Log4j: A Year in Review

As we approach the first anniversary of Log4j, it is a good time to revisit the importance of analyzing supply chain security, as well as third party vendor management. Log4j impacted almost everyone. On November 24, 2021, a security researcher from the Alibaba Cloud Security team reported the Log4j vulnerability to the Apache Software Foundation (ASF). After discovering reports of active exploitation the ASF escalated the release of version 2.15.0. The vulnerability was publicly announced on December 10, 2021. This kicked off a mad dash by defenders to identify and remediate the vulnerability within their environments. Further complicating the issue were releases of bypasses and new vulnerabilities in the fixed versions. 

The Cyber Safety Review Board (CSRB) released a report in July 2022 calling Log4j an, “endemic vulnerability” because it will remain in systems for many years to come. CISA recommends that organizations continue to evaluate to ensure they have found and remediated all instances that could exist within their environments. They also have laid out recommendations for longer-term vulnerability management planning and have published the CISA log4j vulnerable software database. For those who cannot apply a patch, CISA has provided mitigation recommendations. 

In November 2022, the US-China Economic and Security Review Commission released their annual report to Congress. In Chapter 3, Section 2, the report provides details on China’s cyber capabilities and discusses their use of vulnerability exploitation. China has regulations in place forcing companies and security researchers to provide them with details of zero-day vulnerabilities prior to making them available to companies or publicly. Alibaba was sanctioned by the China government with no explanation given by the People’s Republic of China (PRC) government. It’s suggested that Alibaba was sanctioned because they did not disclose to PRC prior to ASF. 

In October 2022, a joint Cybersecurity Advisory was released by NSA and CISA that provided the top common vulnerabilities used by the PRC. The Apache Log4j vulnerability tops the list of most used CVEs by Chinese state-sponsored cyber actors since 2020. With how broad Log4j was as a vulnerability it’s hard to determine how much exploitation actually occurred and will continue to occur. We do know that China exploited the vulnerability and that they have a history of exploiting and waiting to take advantage of their newfound access.

Log4j is just the tip of the iceberg. Similar issues have emerged over the past year, though not as impactful as Log4j. If an attacker can find other vulnerabilities within components that are popular and widely used within applications, the impact is significant, supplying them with a great deal of bang for their buck. As a result, attacks in open source software have become an obvious target for researchers and nefarious actors in the wild and we will continue to see this as a trend in application security. 

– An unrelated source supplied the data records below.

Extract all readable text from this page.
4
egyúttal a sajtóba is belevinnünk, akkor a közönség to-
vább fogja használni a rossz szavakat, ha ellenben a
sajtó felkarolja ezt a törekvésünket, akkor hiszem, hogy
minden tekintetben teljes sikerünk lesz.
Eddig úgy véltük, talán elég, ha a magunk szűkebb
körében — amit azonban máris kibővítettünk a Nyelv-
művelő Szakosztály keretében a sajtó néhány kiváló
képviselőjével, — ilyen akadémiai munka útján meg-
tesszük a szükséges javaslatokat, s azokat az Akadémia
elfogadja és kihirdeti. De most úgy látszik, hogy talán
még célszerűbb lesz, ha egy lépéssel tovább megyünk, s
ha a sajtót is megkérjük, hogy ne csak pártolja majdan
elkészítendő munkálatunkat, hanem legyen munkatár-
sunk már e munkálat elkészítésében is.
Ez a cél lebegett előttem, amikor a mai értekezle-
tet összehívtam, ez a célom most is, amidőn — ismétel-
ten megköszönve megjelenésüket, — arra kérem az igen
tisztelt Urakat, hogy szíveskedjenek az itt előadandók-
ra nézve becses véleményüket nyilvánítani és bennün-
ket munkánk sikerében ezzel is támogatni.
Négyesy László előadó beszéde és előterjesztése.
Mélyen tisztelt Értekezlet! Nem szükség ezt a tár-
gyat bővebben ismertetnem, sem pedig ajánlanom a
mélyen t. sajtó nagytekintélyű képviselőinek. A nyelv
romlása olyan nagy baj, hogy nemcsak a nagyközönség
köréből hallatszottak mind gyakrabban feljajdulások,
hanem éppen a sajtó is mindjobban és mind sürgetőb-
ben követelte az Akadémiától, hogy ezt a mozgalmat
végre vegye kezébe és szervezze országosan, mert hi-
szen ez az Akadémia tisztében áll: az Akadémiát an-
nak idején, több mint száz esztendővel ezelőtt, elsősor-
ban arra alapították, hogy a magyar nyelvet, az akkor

Organizations and governments are devoting more funding and resources into researching, analyzing and remediating vulnerabilities within open-source code. Having a good inventory of the components, dependencies and libraries in a given environment will make responses to vulnerabilities, like Log4j, a much smaller affair. Software Composition Analysis (SCA) is a tool that helps organizations accomplish this goal. Some organizations who are just beginning to implement an internal Application Security Program and focus their development efforts on writing modern applications may opt to implement SCA before SAST (Static Application Security Testing) or DAST (Dynamic Application Security Testing). 

As we have done presentations and traveled around the country to meet with clients over the past year, we have polled audience members about their experiences with Log4j. Typically when asking an audience who had to deal with Log4j, most of the hands in the room go up. When we asked them how many classified Log4j as an AppSec issue at its root cause, at least half of the hands in the room tended to go down. The organizations who recognized that Log4j impacted more than just Commercial Off-the-Shelf (COTS) solutions were better enabled to find where Log4j might exist within applications and repositories. Those who also had software composition analysis tools were able to scour their code repositories for the issue and were most successful in addressing the zero-day. 

It should be noted that this is a more reactive approach. Once a tool is in place and an inventory better known as a Software Bill of Material (SBOM) has been created, an organization can move to a more proactive approach. After evaluating the inventory and deciding which open-source components are acceptable, secure and up-to-date, this list can be published illustrating what is approved for use. A process can then be put in place for developers to request new components to be included in the list. The approved list will require maintenance as those secure and up-to-date components may one day become outdated and/or vulnerable. 

As noted above, open-source components that are widely used are a perfect target for attackers. Statistics say that 80-90% of modern applications are made up of these dependencies, so if an attacker can find a significant vulnerability within a commonly used component, they can execute an attack with an extremely profound impact. This might be why we are starting to see SBOMs as an emerging requirement for regulatory compliance frameworks. Without these inventory lists, open-source components, libraries and dependencies are difficult to identify and track. Software composition analysis tools are an essential part of an organization’s defense in-depth toolbox.